Holiday pay: The review proposes extending the pay reference period to 52 weeks and giving a ‘worker’ the opportunity to receive rolled-up holiday pay. It calls for HMRC to take responsibility for enforcing holiday pay, as well as NMW and SSP.
Information and consultation: As well as general measures to encourage effective worker voice, the review calls on the Government to extend the existing Information and Consultation of Employees Regulations to include ‘workers’ as well as employees and reducing the threshold for triggering the Regulations from 10% to 2% of the workforce.
Employment tribunals: The burden of proof in employment status ET hearings should be reversed (so that the employer has to prove that the claimant is not an employee or ‘worker’), according to the review, and, where companies lose employment status claims based on broadly comparable facts more than once, it recommends making it an aggravated breach attracting a fine. It also calls for free initial adjudication on employment status to anyone who brings a case to a tribunal.
Tax and national insurance: The review suggests that a ‘worker’ should be treated the same as employees for tax purposes. It makes the broader point that businesses that rely almost exclusively on self-employed labour have the potential to gain significant market advantage due to the nature of our tax/NI system – as both the individual and their employer will pay less tax/NI if they are self-employed. The review supports treating different forms of employment more equally for tax purposes and, over time, greater contribution to NI by the self-employed. In return, state support for the self-employed should be extended so that those remaining areas of unequal access (such as parental leave) are removed.
Pension: The Government should explore improving pension provision to the self-employed, for example, auto-enrolment administered through the self-assessment process.

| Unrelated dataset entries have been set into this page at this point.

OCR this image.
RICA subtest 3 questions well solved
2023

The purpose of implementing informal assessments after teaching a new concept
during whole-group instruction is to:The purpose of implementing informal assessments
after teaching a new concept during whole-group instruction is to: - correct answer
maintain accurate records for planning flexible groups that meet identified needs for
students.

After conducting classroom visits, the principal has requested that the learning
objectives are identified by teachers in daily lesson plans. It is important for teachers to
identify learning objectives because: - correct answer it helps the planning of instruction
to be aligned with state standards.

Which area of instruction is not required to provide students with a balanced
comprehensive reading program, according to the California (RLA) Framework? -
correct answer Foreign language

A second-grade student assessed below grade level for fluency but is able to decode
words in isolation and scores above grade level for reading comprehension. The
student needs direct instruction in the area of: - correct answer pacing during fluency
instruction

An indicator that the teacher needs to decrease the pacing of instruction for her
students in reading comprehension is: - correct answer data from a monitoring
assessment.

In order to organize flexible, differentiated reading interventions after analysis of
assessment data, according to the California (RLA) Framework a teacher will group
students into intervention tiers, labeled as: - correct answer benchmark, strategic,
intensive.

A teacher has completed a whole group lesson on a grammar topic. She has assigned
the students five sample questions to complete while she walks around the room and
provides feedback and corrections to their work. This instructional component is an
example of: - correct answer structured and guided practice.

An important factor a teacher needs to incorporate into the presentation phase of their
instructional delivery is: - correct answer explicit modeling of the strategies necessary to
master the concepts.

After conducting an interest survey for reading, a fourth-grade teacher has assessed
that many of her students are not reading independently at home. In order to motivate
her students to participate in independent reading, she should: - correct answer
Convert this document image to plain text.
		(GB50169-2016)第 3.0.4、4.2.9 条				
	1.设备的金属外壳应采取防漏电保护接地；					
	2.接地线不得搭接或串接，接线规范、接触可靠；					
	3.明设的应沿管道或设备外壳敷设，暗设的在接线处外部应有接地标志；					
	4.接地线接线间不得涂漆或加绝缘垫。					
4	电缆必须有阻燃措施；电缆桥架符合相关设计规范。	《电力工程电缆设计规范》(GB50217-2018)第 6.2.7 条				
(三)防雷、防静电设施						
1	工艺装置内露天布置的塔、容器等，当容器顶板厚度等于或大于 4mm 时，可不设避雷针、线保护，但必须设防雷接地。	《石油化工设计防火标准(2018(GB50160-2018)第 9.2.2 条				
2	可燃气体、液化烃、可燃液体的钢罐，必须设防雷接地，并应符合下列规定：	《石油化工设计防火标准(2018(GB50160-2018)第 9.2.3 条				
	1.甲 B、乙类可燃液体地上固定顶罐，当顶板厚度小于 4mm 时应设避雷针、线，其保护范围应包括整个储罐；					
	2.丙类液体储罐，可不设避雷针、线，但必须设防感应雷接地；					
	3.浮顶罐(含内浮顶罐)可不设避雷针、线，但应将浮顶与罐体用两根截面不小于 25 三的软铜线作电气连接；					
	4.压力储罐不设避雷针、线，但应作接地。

Statutory sick pay: The review wants the Government to reform SSP so that all workers qualify from day one and that it is paid by the employers and accrues on length of service, like holiday pay. It also wants to see new job protections for those on genuine ill health absence, along lines of maternity leave ‘return to work’ rights and protections.
The Taylor review has been criticised by trade unions as too ‘feeble’ and cautiously welcomed by some employer organisations. In fact, the review has a surprising breadth to its recommendations, some of which will surprise employers and raise concerns, for example, if the Government decided to adopt its proposals to treat a ‘worker’ and an employee the same for tax purposes and to remove the Swedish derogation.
Many of the review’s proposals require careful reflection and planning if they are to withstand legal and practical scrutiny. For example, how to redefine ‘worker’ status to really achieve certainty and how to provide for the lawful non-payment of the NMW in certain circumstances but not others (the proposal to permit the non-payment of the NMW where a worker knowingly decides to take on work even when the rate of pay at that time has dropped below the NMW). As such, the publication of the Taylor review marks the start of a potentially long and complex journey, not the end.